Kiedy warto stosować noindex?
Noindex używa się na stronach technicznych i pomocniczych, których nikt nie szuka w Google, m.in.:
- koszyk,
- logowanie,
- podziękowanie po zamówieniu,
- wyniki wyszukiwarki wewnętrznej,
- podglądy,
- wersje robocze,
- warianty bez własnej wartości, np. ta sama lista posortowana w inny sposób.
Noindex jest też przydatny w szczególności przy porządkach i migracjach, ponieważ pozwala wycofać starą wersję z wyników i skierować ruch na nowy adres, zwykle razem z przekierowaniem 301 albo spójnym rel="canonical".

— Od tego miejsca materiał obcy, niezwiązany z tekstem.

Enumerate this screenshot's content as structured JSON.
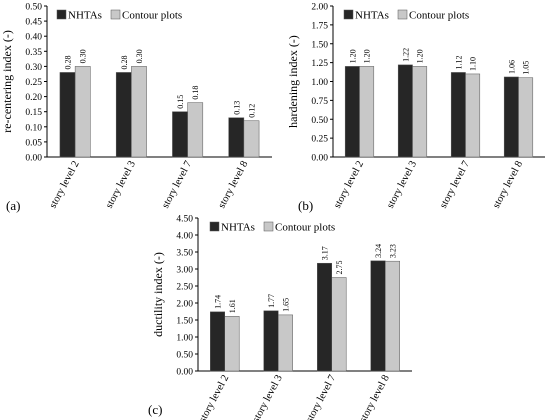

Jak poprawnie wdrożyć noindex?
Najważniejszą rzeczą jest to, że robot musi zobaczyć dyrektywę. Jeśli zablokujesz adres w robots.txt, wyszukiwarka nie pobierze treści, więc nie odczyta meta-tagu i adres jest nadal widoczny jako goły URL na podstawie linków zewnętrznych. Bezpieczniej zostawić możliwość crawlowania i dodać noindex na samej stronie.

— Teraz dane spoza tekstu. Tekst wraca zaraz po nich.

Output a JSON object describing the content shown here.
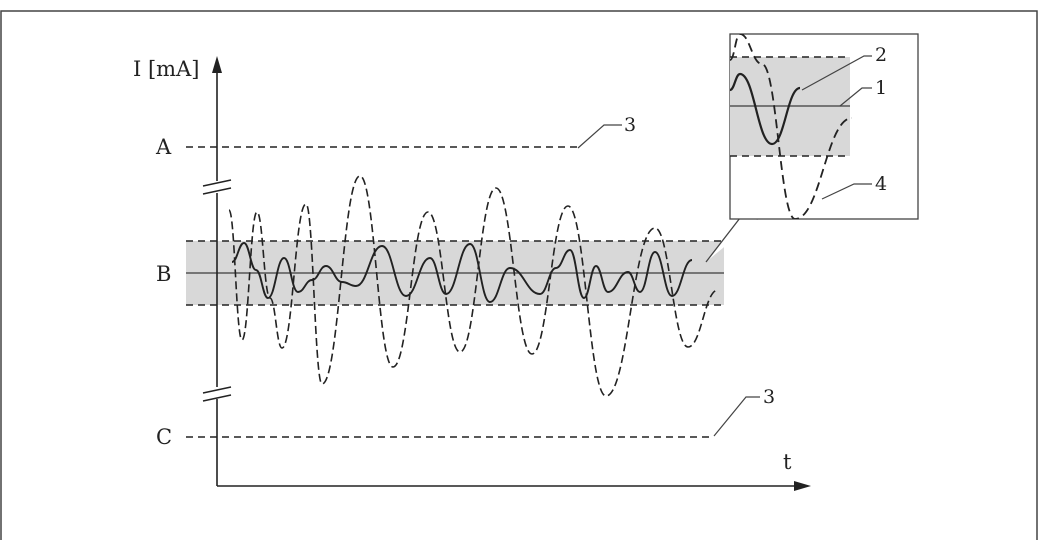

W HTML wystarczy samo noindex, ale często stosuje się zapis noindex, follow. Jest to jasny sygnał, że robot może podążać za odnośnikami. W przypadku plików nie-HTML (PDF, DOC) dyrektywę dodaje się w nagłówku HTTP. Adresów z noindex nie umieszczaj w mapie witryny. Trzeba też założyć, że efekt nie jest natychmiastowy, a strona zniknie dopiero po kolejnym odwiedzeniu przez robota.

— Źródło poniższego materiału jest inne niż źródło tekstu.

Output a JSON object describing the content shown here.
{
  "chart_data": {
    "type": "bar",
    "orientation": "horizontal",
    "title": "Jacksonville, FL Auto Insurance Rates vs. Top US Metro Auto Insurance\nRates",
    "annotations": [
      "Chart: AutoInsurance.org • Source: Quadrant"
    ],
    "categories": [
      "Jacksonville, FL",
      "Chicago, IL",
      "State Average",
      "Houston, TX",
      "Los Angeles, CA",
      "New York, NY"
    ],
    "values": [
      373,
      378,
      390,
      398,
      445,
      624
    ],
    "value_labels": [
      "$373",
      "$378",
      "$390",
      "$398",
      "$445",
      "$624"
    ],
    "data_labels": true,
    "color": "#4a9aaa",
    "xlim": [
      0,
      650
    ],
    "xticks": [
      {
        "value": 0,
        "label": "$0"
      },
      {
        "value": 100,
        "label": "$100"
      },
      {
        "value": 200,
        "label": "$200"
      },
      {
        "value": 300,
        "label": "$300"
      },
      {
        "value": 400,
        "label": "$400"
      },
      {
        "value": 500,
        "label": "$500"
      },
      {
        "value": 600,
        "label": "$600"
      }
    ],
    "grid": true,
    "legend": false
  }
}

Ustal z góry, które typy stron zawsze mają mieć noindex, a które nigdy, i trzymaj się tego w szablonach. Po większych zmianach przejrzyj raporty (np. pozycje wykluczone z powodu noindex), sprawdź przekierowania i wersje kanoniczne, popraw linkowanie wewnętrzne tak, żeby nie promowało adresów wyłączonych z wyników.
Pamiętaj też o granicy działania tej dyrektywy: noindex reguluje widoczność w wynikach wyszukiwania, nie jest metodą ochrony treści ani sposobem na oszczędzanie budżetu crawlowania. Te kwestie rozwiązuje się dostępem po stronie serwera i architekturą informacji.